Experts say such products have some value: They make people focus on and try to improve their sleep.


According to the U.S. Centers for Disease Control and Prevention, about one-third of adults and two-thirds of high school students report regularly getting less than the recommended amount of nightly sleep—seven hours for adults and eight to 10 hours for teens.

"The average person in America does not spend enough time trying to actually sleep," Kirsch said.

Regularly getting too little rest doesn't just cause fatigue. It can increase risk of accidents, run down your immune system and lead to heart attack, high blood pressure, stroke, diabetes, obesity, reduced sex drive and other problems.


Many people simply stay up too late, and doctors say going to bed earlier is a good place to start if you're having trouble sleeping.

Block excess noise and light with ear plugs and heavy curtains.

"Make your bedroom a cave ... a quiet, comfortable, cool, dark place," Kirsch advises.

Stick to a consistent sleep schedule, even on weekends, and start winding down your activity an hour before bedtime.

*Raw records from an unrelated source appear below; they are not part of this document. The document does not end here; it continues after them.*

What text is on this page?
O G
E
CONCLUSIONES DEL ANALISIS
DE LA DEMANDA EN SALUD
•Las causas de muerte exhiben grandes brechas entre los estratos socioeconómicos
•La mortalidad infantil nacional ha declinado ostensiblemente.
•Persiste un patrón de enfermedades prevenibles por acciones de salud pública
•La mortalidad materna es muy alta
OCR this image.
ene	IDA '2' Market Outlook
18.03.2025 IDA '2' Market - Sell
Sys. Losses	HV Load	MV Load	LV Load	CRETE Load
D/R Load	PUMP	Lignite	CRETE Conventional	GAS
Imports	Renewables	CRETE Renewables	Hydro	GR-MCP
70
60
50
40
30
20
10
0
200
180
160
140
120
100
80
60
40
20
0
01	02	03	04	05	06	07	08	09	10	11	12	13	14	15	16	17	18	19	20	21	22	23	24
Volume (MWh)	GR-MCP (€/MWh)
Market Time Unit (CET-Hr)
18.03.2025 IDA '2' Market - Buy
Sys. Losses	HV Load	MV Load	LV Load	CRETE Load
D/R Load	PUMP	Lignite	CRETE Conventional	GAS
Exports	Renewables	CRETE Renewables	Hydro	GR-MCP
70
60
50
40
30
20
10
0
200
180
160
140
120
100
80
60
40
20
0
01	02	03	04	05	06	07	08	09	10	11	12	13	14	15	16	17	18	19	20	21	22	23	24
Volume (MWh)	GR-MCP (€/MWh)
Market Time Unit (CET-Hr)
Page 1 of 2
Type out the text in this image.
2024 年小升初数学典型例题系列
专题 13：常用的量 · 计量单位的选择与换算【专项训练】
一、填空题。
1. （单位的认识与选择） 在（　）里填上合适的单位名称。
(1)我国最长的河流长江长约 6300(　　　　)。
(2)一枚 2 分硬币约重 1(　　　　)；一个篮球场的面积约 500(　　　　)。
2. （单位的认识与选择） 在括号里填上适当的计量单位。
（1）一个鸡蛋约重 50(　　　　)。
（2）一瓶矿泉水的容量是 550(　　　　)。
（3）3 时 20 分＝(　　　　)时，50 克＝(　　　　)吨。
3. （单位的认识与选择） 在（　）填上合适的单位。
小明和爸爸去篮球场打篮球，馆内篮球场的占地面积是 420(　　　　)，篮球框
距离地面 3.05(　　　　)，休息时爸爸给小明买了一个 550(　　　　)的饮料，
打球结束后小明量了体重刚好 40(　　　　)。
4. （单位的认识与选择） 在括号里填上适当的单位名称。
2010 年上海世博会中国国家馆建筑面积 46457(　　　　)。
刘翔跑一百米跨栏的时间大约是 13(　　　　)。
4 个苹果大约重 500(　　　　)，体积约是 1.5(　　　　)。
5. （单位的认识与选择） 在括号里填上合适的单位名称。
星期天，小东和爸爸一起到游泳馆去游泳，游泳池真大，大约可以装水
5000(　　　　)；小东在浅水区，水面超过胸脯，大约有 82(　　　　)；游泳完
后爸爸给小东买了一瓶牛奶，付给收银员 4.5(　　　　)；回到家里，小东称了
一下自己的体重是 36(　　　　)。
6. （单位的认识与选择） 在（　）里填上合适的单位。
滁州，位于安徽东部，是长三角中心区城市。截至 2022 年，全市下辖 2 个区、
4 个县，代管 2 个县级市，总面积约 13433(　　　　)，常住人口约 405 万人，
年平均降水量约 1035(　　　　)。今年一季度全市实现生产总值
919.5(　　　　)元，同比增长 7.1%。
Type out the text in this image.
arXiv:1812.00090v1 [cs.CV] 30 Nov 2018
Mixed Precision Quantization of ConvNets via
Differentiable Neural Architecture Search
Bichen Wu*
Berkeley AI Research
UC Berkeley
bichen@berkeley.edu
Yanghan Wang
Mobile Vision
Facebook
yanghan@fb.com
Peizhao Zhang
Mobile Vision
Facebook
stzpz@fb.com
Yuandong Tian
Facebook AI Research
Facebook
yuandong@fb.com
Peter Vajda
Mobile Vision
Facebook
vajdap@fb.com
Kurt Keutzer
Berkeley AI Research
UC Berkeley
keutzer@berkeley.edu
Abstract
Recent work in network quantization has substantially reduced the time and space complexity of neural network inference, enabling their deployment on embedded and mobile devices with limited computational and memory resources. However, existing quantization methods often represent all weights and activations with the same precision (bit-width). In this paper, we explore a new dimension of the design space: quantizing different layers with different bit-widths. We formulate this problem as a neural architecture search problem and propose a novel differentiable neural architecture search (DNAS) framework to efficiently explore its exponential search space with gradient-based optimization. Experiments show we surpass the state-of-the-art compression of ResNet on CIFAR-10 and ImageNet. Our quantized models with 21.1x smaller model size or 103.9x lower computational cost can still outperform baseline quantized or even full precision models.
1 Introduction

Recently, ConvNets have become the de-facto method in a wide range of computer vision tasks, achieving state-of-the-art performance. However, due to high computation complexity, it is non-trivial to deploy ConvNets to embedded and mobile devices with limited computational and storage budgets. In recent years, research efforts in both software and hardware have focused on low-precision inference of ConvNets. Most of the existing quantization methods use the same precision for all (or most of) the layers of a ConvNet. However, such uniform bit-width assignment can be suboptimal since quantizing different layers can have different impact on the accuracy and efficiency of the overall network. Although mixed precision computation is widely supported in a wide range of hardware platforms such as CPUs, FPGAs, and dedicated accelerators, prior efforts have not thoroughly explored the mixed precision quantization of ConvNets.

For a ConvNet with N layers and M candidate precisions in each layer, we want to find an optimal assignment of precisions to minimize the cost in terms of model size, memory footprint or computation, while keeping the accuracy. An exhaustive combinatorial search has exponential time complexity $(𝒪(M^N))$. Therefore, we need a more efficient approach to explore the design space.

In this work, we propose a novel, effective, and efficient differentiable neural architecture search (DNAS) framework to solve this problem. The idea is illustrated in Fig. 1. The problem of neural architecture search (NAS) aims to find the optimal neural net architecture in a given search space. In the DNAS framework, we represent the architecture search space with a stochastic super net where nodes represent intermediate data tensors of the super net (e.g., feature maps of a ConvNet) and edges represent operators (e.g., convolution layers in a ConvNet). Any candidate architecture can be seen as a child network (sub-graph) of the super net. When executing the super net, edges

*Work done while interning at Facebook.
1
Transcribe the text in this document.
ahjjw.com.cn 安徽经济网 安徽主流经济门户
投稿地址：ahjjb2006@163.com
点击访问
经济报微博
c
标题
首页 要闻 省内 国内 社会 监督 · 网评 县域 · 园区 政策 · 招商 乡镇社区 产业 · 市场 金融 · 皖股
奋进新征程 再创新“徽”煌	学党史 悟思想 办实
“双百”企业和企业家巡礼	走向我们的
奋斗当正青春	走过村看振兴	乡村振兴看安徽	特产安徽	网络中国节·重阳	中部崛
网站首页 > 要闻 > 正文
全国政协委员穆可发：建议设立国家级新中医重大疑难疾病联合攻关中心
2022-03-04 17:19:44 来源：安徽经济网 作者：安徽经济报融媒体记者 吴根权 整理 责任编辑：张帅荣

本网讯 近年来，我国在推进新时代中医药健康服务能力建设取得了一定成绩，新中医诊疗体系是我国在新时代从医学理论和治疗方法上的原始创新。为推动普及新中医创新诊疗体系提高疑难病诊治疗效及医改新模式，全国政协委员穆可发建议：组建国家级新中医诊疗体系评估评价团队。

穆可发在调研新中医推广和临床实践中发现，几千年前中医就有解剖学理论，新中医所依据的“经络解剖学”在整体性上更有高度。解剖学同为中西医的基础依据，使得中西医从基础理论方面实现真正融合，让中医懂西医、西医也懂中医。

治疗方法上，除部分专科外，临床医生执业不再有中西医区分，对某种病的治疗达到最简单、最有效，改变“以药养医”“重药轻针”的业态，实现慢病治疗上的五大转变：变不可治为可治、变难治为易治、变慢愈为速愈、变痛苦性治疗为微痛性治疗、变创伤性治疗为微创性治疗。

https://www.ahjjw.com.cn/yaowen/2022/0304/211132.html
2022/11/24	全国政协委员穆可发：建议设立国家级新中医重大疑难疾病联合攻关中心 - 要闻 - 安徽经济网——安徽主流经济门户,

Stop using computer, phone and TV screens well before then and keep them out of your bedroom. Turn your clock's face away from you and try an old technology: Read a book to induce drowsiness.

Good health practices also help. Don't smoke, limit alcohol, stop all caffeine by noon or 1 p.m. and get regular exercise, but well before bedtime. Also, try to avoid dozing off while watching TV in the evening.


Sleep doctors believe the blue light emitted by smartphones and other screens can keep people up.

One easy fix: Use the phone's display settings to switch from blue light to warmer yellow light in the evening.

For people who spend lots of time on screens late at night, there's evidence that so-called blue-blocker glasses can help, said Dr. Daniel Barone, associate medical director at the Weill Cornell Center for Sleep Medicine in New York. They can be found for less than $20 and filter out the stimulating blue light.

Data also show white noise can improve sleep, said Barone, co-author of the book "Let's Talk about Sleep." White noise machines start at around $20, and there are apps you can get for free or a few dollars.

Meditation tapes and apps benefit many people by helping them relax before bedtime.

Kirsch said there's data validating cognitive behavioral therapy, a range of strategies to train yourself to sleep better. Those include relaxation techniques, getting back up for a while if you can't fall asleep, even a paradoxical approach—going to bed and trying to stay awake.

Sleep clinics offer such programs, but there also are apps that can teach such techniques. The Department of Veterans Affairs developed a free one called CBT-i Coach .


If those measures don't help, ask your doctor to check for health problems that could be disturbing your sleep. Those include many common conditions: acid reflux, allergies, anxiety, depression, medication side effects, pain, sleep apnea and snoring. In some people, evaluation by a sleep clinic may be necessary.